Jika ada pertanyaan tentang apakah manusia pada dasarnya baik? tidak ada jawaban tunggal tentang hal itu. Beberapa filsuf percaya bahwa manusia memiliki kecenderungan dasar yang baik, sementara yang lain percaya bahwa manusia pada dasarnya memiliki potensi untuk menjadi baik atau jahat, namun kebanyakan orang ingin berpikir bahwa mereka adalah orang yang baik. Benarkah?
Pertanyaan tersebut hadir tanpa perlu respon yang terlalu bagaimana, melainkan sebagai cermin yang dapat membantu untuk perenungan batin lebih dalam.
Sebagian dari kita mungkin pernah merasa tidak dihargai setelah melakukan sesuatu hal yang baik atau merasa bahwa kerja dan usaha kita dalam kebaikan tidak diakui orang lain.
Tinggal di Hongshi College
Pemahaman saya mengenai sifat dan perilaku manusia sesungguhnya menjadi sangat komplit dimulai saat saya tinggal di Hongshi College, sebuah perguruan tinggi Buddhis yang dikelola oleh Bhikkhuni dan terletak di Kota Taoyuan, Taiwan.
Tugas pertama sebagai siswa saat tiba di Hongshi adalah memilih kertas yang berisi nama salah satu siswa dan merahasiakan nama tersebut hingga kapan kami tidak tahu.
Tugas lainnya yaitu, siswa diminta untuk menjaga dan mengupayakan sebaik yang kami mampu dalam perjalanan hidup untuk nama yang telah dipilih. Entah bagaimana bentuknya dan terserah bagaimana caranya, setidaknya satu tindakan kebaikan setiap hari, dapat berupa sebuah sikap yang paling sederhana seperti menyapa, memberi senyum atau kata-kata penyemangat, serta tindakan berupa bantuan dan lain sebagainya.
Membuka kertas yang berisi nama berarti tugas dimulai saat itu juga. Meskipun terlihat sangat sederhana, tanpa disadari perilaku tersebut nyatanya mampu memberikan refleksi mendalam bagi siswa dengan latar belakang negara, suku, bahkan agama yang berbeda.
Pasalnya, kita semua hidup dimana diri sering dikondisikan untuk mengharapkan sesuatu sebagai balasan atas perbuatan baik meski hanya ucapan terima kasih yang tulus atau rasa pengakuan dari hal baik yang telah kita perbuat. Namun, praktik sederhana yang dilakukan di Hongshi mampu menuntun siswanya untuk selalu berbuat baik tanpa bergantung pada imbalan eksternal yang kami inginkan dan angankan.

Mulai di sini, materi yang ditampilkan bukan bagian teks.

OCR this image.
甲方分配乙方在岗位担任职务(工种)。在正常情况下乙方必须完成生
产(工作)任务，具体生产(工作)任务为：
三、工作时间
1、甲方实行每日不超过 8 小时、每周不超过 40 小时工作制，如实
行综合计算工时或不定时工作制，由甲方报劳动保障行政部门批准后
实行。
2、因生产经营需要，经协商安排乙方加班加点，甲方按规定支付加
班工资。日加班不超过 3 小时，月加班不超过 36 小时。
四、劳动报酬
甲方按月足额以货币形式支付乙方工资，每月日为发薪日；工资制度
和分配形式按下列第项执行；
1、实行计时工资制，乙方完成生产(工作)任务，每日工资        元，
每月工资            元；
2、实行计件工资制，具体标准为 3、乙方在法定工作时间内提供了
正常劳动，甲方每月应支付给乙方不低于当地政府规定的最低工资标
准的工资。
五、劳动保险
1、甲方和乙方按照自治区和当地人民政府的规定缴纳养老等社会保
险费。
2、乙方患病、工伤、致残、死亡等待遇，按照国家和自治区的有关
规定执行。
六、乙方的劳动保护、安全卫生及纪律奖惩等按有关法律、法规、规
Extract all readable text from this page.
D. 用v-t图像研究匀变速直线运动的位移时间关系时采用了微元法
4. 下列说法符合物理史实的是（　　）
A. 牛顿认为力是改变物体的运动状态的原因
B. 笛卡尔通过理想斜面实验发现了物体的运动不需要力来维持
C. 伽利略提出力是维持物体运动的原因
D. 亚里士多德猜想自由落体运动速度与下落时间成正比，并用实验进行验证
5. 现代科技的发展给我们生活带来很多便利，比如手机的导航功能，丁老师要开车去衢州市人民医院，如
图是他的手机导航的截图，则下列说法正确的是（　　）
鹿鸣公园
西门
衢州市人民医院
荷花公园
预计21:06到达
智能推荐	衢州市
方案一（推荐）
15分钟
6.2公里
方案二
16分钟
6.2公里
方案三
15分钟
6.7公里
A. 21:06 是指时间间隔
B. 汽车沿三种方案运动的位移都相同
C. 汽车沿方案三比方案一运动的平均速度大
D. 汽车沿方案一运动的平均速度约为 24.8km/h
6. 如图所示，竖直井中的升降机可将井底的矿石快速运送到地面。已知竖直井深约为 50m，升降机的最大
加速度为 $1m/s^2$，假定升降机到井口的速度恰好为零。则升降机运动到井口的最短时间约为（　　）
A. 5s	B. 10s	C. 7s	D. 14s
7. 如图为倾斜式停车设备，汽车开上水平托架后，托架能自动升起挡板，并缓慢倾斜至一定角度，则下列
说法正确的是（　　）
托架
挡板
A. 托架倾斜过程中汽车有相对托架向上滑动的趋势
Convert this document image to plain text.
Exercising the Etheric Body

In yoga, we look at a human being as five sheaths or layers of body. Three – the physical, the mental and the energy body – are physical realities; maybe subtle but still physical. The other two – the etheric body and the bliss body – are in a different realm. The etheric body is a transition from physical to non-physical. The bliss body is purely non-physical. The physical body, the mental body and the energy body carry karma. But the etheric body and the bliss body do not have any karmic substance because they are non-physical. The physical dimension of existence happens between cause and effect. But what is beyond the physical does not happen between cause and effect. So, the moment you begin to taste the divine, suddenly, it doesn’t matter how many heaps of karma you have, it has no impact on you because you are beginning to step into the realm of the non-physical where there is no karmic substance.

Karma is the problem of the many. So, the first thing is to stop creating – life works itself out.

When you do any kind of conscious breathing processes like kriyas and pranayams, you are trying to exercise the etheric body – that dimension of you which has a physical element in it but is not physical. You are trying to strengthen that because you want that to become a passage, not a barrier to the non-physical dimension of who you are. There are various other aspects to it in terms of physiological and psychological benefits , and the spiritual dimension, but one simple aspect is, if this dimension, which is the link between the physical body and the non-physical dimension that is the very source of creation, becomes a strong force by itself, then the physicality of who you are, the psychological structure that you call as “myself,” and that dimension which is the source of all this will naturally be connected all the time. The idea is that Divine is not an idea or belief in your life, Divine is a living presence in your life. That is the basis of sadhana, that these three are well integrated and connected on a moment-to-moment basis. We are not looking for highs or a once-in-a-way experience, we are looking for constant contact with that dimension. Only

Praktik sederhana tersebut juga menyadarkan kami bahwa imbalan sesungguhnya dari perbuatan yang telah di lakukan adalah kedamaian hati tanpa merasa penting mendapat ucapan baik dari orang lain dan tanpa merasa ada kecenderungan untuk mencari pengakuan.
Seperti sikap altruisme sejati, yaitu ungkapan kasih sayang yang datang dari hati untuk berbuat baik karena memang kita bisa, sehingga mampu melepaskan harapan dan menghantarkan pada kemurahan hati dalam bentuk yang paling murni.
Mengembangkan Kasih Sayang Universal Melalui Metta Action
Sepakat dengan tugas pertama, tugas kedua menanti siswa sebelum menerima kunci kamar asrama, tugas kedua adalah mengambil kertas yang berisi warna yang akan membawa siswa pada kelompok berdasarkan warna yang telah dipilih.
Berbeda dengan instruksi tugas pertama, yaitu menyembunyikan apa yang telah dipilih, instruksi tugas ke dua meminta kami untuk mengumumkan apa yang telah dipilih, bukan tanpa maksud, tentu saja ada banyak rencana yang telah pihak Hongshi siapkan untuk siswanya. Kami menyebutnya dengan pembagian kelompok Metta. Sementara dua tugas telah sepakati, akhirnya siswa menerima kunci asrama yang sudah disediakan.
Hari demi hari dilalui, ada banyak cerita dan pembelajaran yang diambil dari semua kegiatan yang direncanakan untuk siswa, tapi tak ada satu pun siswa yang merasa berat atas tugas yang telah diberikan, setiap hari seperti “ditatar” bagaimana mengubah setiap tindakan kebaikan menjadi sumber kedamaian batin tanpa bergantung pada tanggapan orang lain.
Yang ada adalah semua orang mengamalkan fastabiqul khoirot atau berlomba-lomba dalam hal kebaikan. Tidak hanya siswa, tetapi juga semua volunteer dan Bhikkhuni yang ada di Hongshi College. Ya, di Hongshi tidak ada staf, yang ada hanya volunteer, mereka datang dan pergi bergantian setiap hari, melakukan pekerjaan layaknya staf, tanpa digaji, tak terkecuali, pun juga berlaku untuk para Bhikkhuni.
***
Bhikkhuni, sebutan untuk wanita yang ditahbiskan menjadi anggota monastik dalam agama Buddha juga mengambil peran seperti kami, orang biasa. Memasak, mencuci baju dan piring, membuang sampah, berkebun, menyapu, mengepel, memotong rumput, membuat pupuk, hingga membersihkan toilet, dll dilakukannya setiap hari.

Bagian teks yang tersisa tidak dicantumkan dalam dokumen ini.